A freelance journalist by the name of Ryan Schuessler said in a recent blog post that he was leaving Ferguson, Mo., and not returning. The reason? A feeling of shame at the behavior of the growing population of journalists there. Schuessler was sent there to do some work for Al Jazeera America (Don’t boo him for it. Freelance journalists go where the money is and are some of the hardest working individuals in the industry because they don’t have a guaranteed salary per se).

Some of the behaviors that outraged Schuessler include but are not limited to:

-Cameramen yelling at residents in public meetings for standing in way of their cameras

-Cameramen yelling at community leaders for stepping away from podium microphones to better talk to residents

-TV crews making small talk and laughing at the spot where Mike Brown was killed, as residents prayed, mourned

-A TV crew of a to-be-left-unnamed major cable network taking pieces out of a Ferguson business retaining wall to weigh down their tent

-Another major TV network renting out a gated parking lot for their one camera, not letting people in. Safely reporting the news on the other side of a tall fence.

-Journalists making the story about them

-National news correspondents glossing over the context and depth of this story, focusing instead on the sexy images of tear gas, rubber bullets, etc.
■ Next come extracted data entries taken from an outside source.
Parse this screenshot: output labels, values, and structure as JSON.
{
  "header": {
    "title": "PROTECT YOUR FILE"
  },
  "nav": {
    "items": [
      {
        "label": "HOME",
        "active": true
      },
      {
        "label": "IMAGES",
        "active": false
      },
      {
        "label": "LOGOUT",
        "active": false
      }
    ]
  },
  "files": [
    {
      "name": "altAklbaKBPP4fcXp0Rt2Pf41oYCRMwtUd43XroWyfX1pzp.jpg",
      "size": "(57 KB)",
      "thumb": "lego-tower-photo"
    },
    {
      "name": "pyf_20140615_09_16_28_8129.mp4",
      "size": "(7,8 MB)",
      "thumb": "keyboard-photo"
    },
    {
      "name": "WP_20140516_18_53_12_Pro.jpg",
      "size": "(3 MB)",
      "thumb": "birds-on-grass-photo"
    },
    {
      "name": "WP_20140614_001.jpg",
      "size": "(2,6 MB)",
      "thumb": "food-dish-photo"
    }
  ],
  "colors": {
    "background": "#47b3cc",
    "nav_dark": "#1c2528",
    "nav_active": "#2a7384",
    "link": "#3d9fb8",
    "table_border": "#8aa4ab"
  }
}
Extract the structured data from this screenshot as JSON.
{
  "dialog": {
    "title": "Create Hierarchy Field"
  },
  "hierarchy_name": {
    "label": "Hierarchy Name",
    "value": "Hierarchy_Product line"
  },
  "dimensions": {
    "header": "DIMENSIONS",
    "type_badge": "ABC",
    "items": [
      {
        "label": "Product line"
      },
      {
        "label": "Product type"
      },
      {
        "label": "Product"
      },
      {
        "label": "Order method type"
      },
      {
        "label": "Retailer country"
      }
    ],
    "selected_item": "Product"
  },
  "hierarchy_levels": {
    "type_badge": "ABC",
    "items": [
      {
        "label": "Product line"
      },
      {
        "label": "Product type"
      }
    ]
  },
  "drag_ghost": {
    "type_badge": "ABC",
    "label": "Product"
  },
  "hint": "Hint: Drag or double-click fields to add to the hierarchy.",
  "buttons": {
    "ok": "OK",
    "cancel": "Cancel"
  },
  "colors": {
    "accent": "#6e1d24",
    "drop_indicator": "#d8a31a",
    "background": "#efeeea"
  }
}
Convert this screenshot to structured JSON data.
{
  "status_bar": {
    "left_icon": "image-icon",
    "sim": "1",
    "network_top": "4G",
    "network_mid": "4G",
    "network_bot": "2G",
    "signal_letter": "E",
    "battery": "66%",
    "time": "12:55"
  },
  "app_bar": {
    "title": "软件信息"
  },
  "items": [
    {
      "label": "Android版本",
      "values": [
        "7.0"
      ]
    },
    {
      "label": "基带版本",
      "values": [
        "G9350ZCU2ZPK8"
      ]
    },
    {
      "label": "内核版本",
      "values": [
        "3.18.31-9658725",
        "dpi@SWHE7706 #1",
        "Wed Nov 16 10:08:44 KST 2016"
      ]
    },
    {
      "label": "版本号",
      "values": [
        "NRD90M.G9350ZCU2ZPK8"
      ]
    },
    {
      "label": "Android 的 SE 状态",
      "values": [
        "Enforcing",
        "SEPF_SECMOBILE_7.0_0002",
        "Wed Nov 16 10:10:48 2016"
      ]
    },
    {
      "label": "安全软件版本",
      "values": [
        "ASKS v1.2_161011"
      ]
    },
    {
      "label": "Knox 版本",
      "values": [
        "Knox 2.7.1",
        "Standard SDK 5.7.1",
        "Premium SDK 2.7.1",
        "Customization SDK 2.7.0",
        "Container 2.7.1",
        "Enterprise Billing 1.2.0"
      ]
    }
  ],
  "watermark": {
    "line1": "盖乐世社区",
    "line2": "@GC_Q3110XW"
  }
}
-One reporter who, last night, said he came to Ferguson as a “networking opportunity.” He later asked me to take a picture of him with Anderson Cooper.

Journalists these days, from the local to the national level, get this sense of entitlement that they are somehow above us. Take, for example, this hilarious reminder of just where the rights of the common folk are compared to reporters:


Up until recently, I was a journalist. In many ways, I still am. I will always be a journalist at heart. I want the full story, I want the facts, and I want to make sure I know all sides to the story before I come to a conclusion. There was a time, in college, when I was taught responsible journalism. I was taught how to behave myself when covering a story. I was informed of ethical practice. I had to take a class entirely on the basics of reporting a story from start to finish.

Maybe some of these guys skipped all those bits in college. I dunno.

One of the many reasons there is such a perceived bias in journalism is that reporters don’t even pretend to be on the same level as the rest of us anymore. They are themselves an elevated class whose purpose is to be the gatekeeper who selects what information goes out. I strongly recommend you read Schuessler’s post in its entirety, because it reveals just what we’ve all known all along – many journalists in this day and age don’t believe themselves to be members of our society. They think they are above it.